Son goût du dépassement et de la performance, on le retrouve dans son nouvel ouvrage, Le Cours de Pise. Un livre de plus de 600 pages, qui restitue les leçons qu’Emmanuel Hocquard donna à l’Ecole des beaux-arts de Bordeaux entre 1993 et 2005. Dans ce cours de « Procédure, image, son, écriture » (Pise), Hocquard n’entendait pas jouer le rôle d’un mentor. Plutôt que de parler de « transmission », il préfère les notions d’ « échange » de « réflexion », comme il l’explique à David Lespiau, éditeur de ce livre passionnant qui retrace les aventures d’une pédagogie concrète - jamais dénuée d’humour. Aux Beaux-Arts, n’ayant pas accès à la salle Internet pour transmettre ses notes, Hocquard inventa « l’internet en carton » : chaque étudiant possédait sa boîte à lettres fabriquée avec une boîte à chaussures, dans laquelle il récupérait les documents déposés par leur professeur.


S’agissait-il d’un atelier d’écriture, avatar des cours de creative writing des universités américaines ? L’écrivain ne croit pas aux recettes. Ce qui l’intéresse, c’est le « langage ordinaire » que nous pratiquons tous quotidiennement, pour le meilleur et le pire des usages. Dans ce cours expérimental, les étudiants n’apprenaient pas comment écrire un roman ou de la poésie, mais à pratiquer une langue simple et descriptive, sans vouloir nécessairement« faire littéraire ». La littérature au style endimanché, que l’on peut encore trouver aujourd’hui dans une certaine poésie lyrique, Hocquard s’en méfie - la déteste, même.


Positionnement radical qui rejette tout ce qui tient de fantasme, de l’imaginaire, et qui prône, en priorité, la restitution d’une expérience personnelle par l’écriture. « Je n’ai jamais écrit que pour ça - voir ce que j’avais sous les yeux », affirmait-il dans Voyage à Reykjavik (P.O.L, 1997). Avant de se mettre à écrire, il faut « chercher à se dégager des mots d’ordre et travailler sur soi-même », explique-t-il.


Car, selon Hocquard, la langue est polluée par les microbes que les autres ont laissés sur elle : truismes, clichés... Pour approfondir cette critique du langage, il cite à de multiples reprises le philosophe Ludwig Wittgenstein (1889-1951), son phare : « II faut parfois retirer une expression et la donner à nettoyer pour pouvoir ensuite la remettre en circulation. »


Une fois ce travail effectué, l’écriture doit privilégier la description plutôt que l’explication. Hocquard s’en remet au poète objectiviste américain Charles Reznikoff (1894-1976), dont il réactualise la démarche. Qu’est-ce que l’objectivisme ? S’abstenir de tout jugement moral ou esthétique, de commentaires. Se tenir au plus près des choses, rejeter les images et les symboles, sans soucis de hiérarchie ou d’affects.

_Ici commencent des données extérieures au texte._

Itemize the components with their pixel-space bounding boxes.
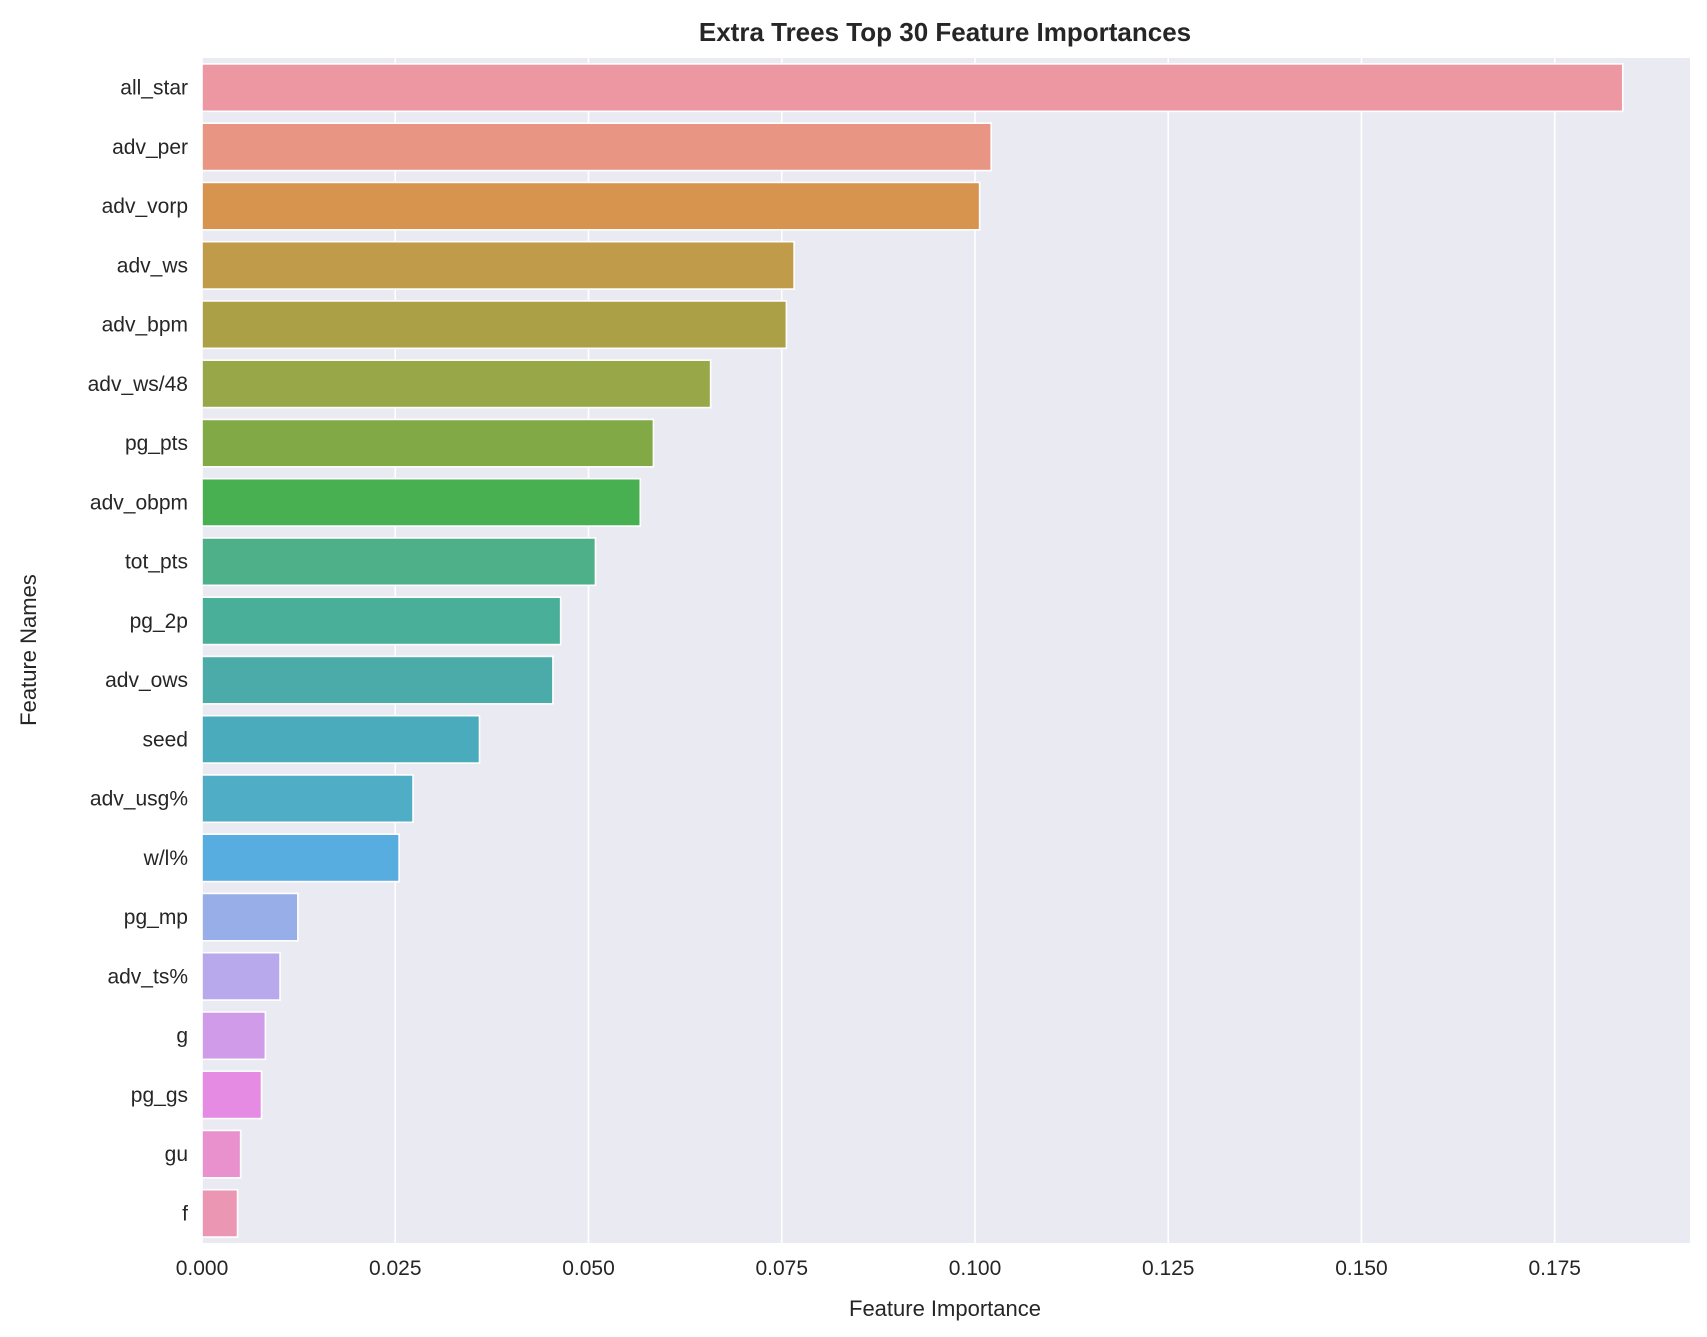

L’enjeu de ce formidable cours consiste à transformer une expérience personnelle en un acte de partage. Je peux dire « je » pour parler du monde qui m’entoure, à condition qu’il soit « un témoignage collectif à la première personne », explique le poète. Quel impact eut celle expérience singulière sur les étudiants ? A-t-elle servi à quelque chose ? Hélas, on ne le saura pas : Emmanuel Hocquard les a presque tous perdus de vue. Dans la préface de ce livre, l’écrivain cite une phrase de Joé Bousquet, « Je te lis afin de l’apprendre moi-même. » La richesse des textes qu’Emmanuel Hocquard a écrit depuis la fin du « cours de Pise » est un beau témoignage de sa nécessité.


Par Amaury Da Cunha, Le Monde des Livres, le 29 juin 2018.